Kingsman: The Secret Service is a stylish, self-aware action comedy that mistakes irony for insight and excess for commentary. Matthew Vaughn's film operates as a knowing parody of James Bond tropes, complete with exaggerated violence and a protagonist who ascends from the working class into an elite institution. This premise contains the seeds of genuine social observation, yet the film treats class dynamics as mere setup for spectacle rather than substantive critique. The result is a movie that gestures toward being clever about its own retrograde sensibilities while never actually interrogating them.

The cast, while featuring Samuel L. Jackson in a prominent role, remains predominantly white and male. Sophie Cookson's female agent is present but narratively marginal, confirming that Vaughn's interests lie elsewhere. The film's cultural undercurrents run decidedly backward, favoring traditional masculine codes of conduct and gentlemanly violence over any genuine engagement with contemporary social consciousness. There is no LGBTQ+ representation, no racial commentary despite Jackson's presence, no climate concern, and no body diversity worth mentioning. The film is indifferent to these matters, which is perhaps preferable to performative inclusion.

What emerges is a fundamentally pre-2020s entertainment product designed to thrill rather than educate or challenge. Kingsman succeeds at what it sets out to do: deliver action sequences with wit and style. It simply does so without any meaningful engagement with progressive sensibilities or social awareness. The film's subsequent success and franchise expansion suggest that audiences were perfectly content with this arrangement.

Analysis generated by our Consciousness Algorithm

Critic Reviews

60%from 50 reviews
The Playlist91

Vaughn and his collaborators have taken a crude and disposable property and turned it into something more – a thoughtful, exciting, whip-smart spy adventure that doesn't let its smart-ass post-modernism overwhelm its playfulness or its heart.

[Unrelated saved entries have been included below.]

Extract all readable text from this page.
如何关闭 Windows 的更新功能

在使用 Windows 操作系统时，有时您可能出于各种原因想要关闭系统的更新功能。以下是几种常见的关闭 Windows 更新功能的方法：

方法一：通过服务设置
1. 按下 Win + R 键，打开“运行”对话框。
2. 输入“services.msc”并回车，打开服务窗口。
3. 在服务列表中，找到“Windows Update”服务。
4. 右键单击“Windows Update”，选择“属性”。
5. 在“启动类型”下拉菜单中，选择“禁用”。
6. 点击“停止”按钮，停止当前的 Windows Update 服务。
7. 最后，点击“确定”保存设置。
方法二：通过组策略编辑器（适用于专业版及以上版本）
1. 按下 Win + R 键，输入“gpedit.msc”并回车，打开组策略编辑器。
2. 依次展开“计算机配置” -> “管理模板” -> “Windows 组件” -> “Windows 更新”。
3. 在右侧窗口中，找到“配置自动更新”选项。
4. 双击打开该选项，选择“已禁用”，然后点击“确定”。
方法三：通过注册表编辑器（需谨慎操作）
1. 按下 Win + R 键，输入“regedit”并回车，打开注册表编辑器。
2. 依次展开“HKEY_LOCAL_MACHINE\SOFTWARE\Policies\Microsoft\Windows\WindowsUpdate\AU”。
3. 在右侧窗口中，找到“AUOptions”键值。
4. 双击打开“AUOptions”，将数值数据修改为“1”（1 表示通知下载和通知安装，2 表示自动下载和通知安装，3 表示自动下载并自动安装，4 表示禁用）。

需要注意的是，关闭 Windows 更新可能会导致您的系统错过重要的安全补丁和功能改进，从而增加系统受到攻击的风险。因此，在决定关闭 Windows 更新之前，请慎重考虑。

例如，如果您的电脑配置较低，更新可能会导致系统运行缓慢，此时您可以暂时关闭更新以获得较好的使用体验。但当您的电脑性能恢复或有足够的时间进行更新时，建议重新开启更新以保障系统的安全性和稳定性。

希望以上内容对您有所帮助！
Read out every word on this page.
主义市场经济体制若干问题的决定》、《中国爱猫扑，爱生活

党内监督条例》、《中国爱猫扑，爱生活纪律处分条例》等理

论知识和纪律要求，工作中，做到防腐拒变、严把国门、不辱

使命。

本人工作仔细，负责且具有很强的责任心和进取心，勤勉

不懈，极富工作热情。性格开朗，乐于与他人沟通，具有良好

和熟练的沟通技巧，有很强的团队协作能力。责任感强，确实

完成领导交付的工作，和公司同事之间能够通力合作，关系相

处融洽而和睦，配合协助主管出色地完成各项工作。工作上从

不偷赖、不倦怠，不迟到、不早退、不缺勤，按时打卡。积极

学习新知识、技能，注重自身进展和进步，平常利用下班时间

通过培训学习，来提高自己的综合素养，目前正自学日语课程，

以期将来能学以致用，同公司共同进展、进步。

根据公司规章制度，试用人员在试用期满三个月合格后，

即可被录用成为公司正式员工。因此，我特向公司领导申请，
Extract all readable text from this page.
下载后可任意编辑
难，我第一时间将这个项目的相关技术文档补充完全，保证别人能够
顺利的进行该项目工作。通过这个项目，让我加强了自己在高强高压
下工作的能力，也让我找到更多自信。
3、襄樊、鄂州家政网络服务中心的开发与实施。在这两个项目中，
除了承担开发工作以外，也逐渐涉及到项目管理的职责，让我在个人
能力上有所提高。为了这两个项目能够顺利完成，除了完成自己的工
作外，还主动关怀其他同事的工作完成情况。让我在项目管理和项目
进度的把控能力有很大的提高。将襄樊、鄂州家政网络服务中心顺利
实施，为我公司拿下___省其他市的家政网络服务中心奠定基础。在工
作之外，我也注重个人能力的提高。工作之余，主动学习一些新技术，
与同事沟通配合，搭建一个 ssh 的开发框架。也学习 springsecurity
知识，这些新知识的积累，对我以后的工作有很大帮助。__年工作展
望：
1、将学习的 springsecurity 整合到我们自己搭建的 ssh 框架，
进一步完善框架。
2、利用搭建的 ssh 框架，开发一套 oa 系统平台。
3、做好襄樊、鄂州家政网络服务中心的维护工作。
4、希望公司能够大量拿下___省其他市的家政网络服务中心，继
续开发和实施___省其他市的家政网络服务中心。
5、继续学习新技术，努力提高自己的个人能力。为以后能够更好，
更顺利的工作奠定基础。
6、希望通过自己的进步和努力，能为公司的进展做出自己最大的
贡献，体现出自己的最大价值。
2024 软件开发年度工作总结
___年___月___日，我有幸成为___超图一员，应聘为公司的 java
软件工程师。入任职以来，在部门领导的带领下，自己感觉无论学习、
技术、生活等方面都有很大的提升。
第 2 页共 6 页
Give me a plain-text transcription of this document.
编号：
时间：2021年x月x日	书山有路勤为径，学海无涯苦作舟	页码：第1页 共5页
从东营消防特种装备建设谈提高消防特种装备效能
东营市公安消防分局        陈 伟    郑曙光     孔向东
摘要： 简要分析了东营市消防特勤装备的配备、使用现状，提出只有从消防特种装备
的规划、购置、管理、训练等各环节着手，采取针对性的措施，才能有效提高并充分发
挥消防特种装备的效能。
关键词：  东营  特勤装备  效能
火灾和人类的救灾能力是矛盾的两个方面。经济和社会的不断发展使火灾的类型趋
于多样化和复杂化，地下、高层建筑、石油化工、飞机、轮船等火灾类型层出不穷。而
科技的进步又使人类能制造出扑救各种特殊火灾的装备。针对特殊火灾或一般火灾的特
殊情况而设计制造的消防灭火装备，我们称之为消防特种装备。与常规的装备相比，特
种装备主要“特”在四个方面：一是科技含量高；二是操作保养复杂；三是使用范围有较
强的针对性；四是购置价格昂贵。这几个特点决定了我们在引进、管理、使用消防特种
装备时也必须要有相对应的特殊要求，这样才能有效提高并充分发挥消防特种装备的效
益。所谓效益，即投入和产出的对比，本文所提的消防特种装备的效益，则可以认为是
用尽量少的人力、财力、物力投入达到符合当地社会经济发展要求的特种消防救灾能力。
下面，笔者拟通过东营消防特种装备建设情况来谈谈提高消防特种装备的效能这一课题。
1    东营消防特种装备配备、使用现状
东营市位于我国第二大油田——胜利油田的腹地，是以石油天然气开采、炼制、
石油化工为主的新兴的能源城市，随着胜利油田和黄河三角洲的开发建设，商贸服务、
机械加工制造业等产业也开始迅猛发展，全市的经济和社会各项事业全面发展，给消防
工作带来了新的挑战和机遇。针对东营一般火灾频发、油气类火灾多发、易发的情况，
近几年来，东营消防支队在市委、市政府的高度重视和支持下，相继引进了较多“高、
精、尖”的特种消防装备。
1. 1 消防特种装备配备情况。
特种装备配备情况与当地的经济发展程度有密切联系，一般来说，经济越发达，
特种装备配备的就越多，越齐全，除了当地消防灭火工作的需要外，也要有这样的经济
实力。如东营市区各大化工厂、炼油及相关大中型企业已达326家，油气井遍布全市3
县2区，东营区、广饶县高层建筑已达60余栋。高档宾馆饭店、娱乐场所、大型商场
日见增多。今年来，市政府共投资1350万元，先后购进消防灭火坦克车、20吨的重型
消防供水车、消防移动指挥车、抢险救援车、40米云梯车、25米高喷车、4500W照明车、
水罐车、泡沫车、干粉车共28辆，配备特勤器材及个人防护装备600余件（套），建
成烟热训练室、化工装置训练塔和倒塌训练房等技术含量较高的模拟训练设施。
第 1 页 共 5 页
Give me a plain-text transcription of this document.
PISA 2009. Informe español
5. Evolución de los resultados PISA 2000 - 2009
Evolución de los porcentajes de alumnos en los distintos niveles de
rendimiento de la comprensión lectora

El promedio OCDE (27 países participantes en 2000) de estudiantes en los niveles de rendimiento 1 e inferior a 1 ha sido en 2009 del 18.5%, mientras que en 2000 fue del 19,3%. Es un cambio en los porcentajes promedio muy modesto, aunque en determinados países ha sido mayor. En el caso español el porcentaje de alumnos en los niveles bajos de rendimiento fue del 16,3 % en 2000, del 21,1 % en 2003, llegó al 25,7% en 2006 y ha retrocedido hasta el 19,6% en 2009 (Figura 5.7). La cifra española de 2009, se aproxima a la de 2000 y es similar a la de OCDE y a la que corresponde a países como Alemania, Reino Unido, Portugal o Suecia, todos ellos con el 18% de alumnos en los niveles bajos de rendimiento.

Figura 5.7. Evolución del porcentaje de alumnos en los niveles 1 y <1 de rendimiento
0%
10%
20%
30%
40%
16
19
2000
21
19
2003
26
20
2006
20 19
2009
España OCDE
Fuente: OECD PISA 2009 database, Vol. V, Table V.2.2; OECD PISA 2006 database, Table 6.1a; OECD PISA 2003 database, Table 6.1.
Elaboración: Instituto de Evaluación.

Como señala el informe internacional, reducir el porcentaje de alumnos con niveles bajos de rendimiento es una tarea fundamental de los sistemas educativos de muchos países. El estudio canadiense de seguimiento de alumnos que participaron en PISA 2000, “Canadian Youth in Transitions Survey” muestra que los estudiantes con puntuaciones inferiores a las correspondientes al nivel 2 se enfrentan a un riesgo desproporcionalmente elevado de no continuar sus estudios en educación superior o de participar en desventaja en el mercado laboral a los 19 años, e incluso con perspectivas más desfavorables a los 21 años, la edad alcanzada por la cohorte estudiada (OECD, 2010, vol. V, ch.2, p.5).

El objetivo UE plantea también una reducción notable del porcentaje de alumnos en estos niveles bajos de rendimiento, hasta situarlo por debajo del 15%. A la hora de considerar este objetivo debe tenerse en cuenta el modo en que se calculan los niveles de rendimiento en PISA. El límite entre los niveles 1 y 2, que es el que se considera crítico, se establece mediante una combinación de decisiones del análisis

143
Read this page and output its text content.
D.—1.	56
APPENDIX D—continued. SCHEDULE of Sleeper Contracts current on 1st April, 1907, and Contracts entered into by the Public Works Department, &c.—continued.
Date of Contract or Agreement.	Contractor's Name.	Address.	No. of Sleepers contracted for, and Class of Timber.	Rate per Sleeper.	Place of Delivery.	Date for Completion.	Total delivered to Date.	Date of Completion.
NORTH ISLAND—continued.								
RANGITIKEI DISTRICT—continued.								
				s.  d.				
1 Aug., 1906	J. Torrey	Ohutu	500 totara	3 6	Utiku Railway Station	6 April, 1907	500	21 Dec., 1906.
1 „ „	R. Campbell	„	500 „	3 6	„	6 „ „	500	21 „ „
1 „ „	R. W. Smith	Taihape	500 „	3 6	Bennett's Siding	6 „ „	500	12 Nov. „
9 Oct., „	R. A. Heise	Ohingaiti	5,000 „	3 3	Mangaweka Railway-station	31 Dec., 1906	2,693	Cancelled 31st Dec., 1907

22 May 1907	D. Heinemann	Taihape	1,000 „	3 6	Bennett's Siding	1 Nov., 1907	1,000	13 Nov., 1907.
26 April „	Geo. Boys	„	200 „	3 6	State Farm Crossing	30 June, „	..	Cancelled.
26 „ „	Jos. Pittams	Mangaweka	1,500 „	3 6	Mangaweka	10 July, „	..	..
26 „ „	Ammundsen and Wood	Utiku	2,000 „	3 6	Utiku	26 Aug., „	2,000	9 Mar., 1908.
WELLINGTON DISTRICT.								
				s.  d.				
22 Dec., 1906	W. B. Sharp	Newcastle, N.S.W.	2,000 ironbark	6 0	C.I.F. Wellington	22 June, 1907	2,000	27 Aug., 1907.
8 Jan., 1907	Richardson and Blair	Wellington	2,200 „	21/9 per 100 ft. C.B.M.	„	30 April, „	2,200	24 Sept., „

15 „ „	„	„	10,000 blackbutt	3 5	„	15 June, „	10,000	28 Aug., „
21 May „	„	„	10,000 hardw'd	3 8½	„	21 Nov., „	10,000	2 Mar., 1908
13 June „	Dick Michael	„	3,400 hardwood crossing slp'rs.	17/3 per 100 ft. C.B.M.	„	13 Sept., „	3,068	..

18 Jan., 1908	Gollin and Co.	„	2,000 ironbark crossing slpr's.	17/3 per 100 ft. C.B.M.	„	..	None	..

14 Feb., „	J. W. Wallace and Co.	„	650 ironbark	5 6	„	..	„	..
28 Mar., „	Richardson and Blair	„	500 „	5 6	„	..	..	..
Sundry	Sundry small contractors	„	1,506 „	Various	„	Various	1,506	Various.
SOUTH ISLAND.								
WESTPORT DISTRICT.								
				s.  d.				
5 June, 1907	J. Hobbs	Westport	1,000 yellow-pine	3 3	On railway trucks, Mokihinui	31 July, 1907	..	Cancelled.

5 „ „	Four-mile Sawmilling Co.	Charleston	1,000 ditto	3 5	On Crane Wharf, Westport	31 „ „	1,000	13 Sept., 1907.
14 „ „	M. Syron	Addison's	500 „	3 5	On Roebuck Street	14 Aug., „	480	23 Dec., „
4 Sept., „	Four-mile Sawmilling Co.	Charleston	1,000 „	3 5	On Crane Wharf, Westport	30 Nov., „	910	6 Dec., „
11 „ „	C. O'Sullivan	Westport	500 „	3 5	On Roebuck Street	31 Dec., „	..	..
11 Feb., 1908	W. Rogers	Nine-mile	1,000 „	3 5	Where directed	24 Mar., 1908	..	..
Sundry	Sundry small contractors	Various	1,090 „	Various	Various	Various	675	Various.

Drew TaylorRead Full Review →
Hitfix91

This is a case of all the elements lining up and pushing a potentially good film into the great category because of just how well executed it is.

Drew McWeenyRead Full Review →
Village Voice90

Those more devoted to the genre can debate whether Matthew Vaughn's Kingsman is the best comic-book movie of the last few years. What's beyond argument, however, is that Vaughn has whipped up the most interesting one, the only to make ferocious, unsettling art out of the great contradiction of superheroic fantasy: jolly do-goodism and its brutalizing sadism.

Alan ScherstuhlRead Full Review →
The Telegraph20

The more calculated Vaughn’s films are to appeal to his surprisingly rabid fan-base, the more they seem custom-built to repel everyone else.